別に会話をしていても不思議なことじゃない。
そう思い、俺は沙都を探した。
「生田さん、二次会行かれますか?」
すがるような目で見て来る宮前さんが、俺の前に立ちはだかる。
「いえ――」
その時ちょうど、俺と宮前さんの正面に沙都の姿があらわれた。
「沙――内野」
沙都と言おうとして慌てて内野と言い換えた。
「内野さん……、なにか?」
宮前さんも沙都に気付き、沙都の方へと視線を移す。
「あ、いえ。何でもないの。ごめんなさい、お話中だったよね。
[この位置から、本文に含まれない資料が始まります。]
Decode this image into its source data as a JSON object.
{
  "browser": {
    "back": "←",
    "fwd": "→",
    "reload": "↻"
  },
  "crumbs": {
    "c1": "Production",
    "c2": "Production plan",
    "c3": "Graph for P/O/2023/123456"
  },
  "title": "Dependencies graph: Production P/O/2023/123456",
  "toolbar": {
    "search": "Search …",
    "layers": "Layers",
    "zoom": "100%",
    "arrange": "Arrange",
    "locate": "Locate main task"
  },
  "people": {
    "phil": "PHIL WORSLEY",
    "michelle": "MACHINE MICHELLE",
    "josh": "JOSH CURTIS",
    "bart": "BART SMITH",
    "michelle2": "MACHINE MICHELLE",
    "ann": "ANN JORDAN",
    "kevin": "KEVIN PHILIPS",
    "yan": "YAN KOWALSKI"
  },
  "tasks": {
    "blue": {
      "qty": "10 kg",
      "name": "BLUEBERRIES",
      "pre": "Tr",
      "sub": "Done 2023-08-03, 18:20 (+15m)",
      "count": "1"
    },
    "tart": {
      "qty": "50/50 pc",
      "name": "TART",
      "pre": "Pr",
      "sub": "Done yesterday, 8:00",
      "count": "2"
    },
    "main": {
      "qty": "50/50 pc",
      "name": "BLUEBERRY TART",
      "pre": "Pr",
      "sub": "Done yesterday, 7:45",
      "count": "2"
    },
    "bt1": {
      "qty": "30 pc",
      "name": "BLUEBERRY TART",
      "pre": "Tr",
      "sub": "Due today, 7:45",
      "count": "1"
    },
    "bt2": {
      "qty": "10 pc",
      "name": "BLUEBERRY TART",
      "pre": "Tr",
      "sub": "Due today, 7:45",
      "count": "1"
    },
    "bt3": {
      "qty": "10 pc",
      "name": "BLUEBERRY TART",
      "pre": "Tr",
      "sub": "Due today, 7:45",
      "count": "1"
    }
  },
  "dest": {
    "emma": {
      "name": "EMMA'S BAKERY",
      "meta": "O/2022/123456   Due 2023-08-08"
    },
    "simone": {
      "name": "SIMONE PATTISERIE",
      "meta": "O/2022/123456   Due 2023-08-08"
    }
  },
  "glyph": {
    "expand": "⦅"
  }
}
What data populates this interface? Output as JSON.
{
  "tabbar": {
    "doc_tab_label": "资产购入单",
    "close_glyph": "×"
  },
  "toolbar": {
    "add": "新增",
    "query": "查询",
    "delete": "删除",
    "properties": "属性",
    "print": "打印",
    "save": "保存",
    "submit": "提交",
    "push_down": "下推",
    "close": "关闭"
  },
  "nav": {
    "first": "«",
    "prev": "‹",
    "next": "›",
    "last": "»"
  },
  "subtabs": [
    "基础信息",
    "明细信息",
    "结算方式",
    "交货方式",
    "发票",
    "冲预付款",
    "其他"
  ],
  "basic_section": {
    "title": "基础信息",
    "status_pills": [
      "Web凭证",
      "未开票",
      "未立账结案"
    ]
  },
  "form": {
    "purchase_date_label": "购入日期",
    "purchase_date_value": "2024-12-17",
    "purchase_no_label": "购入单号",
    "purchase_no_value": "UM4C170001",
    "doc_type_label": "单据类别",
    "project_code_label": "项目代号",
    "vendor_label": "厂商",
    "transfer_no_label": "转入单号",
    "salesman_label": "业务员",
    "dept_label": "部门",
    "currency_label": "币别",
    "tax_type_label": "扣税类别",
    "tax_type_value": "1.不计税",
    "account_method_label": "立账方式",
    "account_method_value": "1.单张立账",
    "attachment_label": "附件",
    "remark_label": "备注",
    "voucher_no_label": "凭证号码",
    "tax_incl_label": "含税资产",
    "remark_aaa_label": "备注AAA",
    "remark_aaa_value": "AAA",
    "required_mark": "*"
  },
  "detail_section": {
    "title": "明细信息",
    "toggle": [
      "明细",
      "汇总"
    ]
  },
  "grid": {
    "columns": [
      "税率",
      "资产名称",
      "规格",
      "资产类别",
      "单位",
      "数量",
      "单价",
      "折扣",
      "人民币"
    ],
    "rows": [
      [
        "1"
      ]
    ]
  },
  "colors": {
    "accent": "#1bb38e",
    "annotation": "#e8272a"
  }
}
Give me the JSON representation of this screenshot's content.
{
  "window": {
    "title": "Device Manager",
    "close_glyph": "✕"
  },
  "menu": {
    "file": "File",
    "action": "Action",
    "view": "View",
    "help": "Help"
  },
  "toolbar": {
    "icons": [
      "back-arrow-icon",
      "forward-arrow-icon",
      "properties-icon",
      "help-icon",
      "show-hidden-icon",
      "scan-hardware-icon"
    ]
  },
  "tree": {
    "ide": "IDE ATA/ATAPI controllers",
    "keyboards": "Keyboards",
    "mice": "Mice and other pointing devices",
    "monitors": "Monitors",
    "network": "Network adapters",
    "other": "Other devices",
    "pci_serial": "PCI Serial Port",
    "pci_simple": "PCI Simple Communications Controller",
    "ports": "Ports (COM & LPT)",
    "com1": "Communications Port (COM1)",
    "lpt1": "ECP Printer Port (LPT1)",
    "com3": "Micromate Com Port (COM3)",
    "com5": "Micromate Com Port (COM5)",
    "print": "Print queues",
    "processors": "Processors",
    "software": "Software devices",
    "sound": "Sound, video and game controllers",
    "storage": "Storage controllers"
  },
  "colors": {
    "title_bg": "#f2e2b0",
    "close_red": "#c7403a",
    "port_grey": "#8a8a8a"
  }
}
すみませんっ」
「内野っ」
なんだーー?
さっきまであんなに笑っていたくせに、今俺に見せた顔はどこか泣きそうな顔をしていた。
「内野さん、どうかしたんですかね――」
「すみません。今日は失礼します。お疲れ様でした」
「え? 生田さん? ちょっと――」
珍しくさっさと帰ろうとするなんて。
やっぱり、さっきの上司たちの振る舞いに落ち込んだのだろうか。
夜の雑踏の中に消えそうになるその背中を、捕まえた。
「沙都、どうした?」
「生田……」
振り返った沙都は、酷く無防備な顔をしていた。
「生田も、帰るの?」
それなのに、沙都は一瞬にしていつもの表情に戻る。
「ああ。おまえが帰るなら俺も帰るよ」
「うん」
そう言って笑顔を見せると、俺の隣で歩き出した。
「今日、疲れたのか?」
「別に、普通だよ」
隣を歩く沙都に目をやる。小さな頭が見えた。
「そっか」
「うん」
でも、そう言ったきり、沙都は何も言わなくなった。
「なあ、沙都――」
地下鉄の駅が目の前に迫ったところで、俺が声を掛けようとすると沙都が見上げて来た。その目は笑ってなんかいなくて、悲壮感に満ちたものだった。
「今日、うちに来ない?」
「え……?」
「……来て、ほしい」
俯いた沙都が、弱々しい声で言葉を零し、俺の腕を少し掴んだ。
沙都がそんな風に何かをお願いして来たのは初めてのことだ。
「沙都」
「お願いっ」
どこか切迫感のあるその声を聞いて、俺は沙都の手のひらを握りしめる。
「そんなお願いされて、俺が断ると思う?」
そう言ってニッと笑うと、沙都はやっとその表情を崩してくれた。
指と指の間に俺の指を絡ませてびったりと手を繋ぐ。
「あっ! でも、生田、スーツ……」
どれだけ必死にお願いしていたんだか……。
そんなことを、今更思い出したようにその表情をハッとさせた。
「いいよ。どうせ、仕事も明日で終わりだし。同じスーツで行ったって構やしないさ」
「でもっ」
困ったようにあたふたとする沙都が可愛くて仕方がない。
感情が先走って言ってしまった自分に、困っているのかな。
「たまには同じスーツで出勤するのもいいだろ? 『あいつ、朝帰り? やるな』なんて思われんのかな」
「ばか」
沙都が呆れたように笑う。
「……そんなことしなくたって、生田はいい男だってみんな思ってるし……」
「ん?」
ぼそぼとと呟くように喋るから、沙都の口元に耳を近付ける。
「なんでもないです!」
「いきなり大きな声を出すな」
いつもの元気が出て来た沙都にホッとする。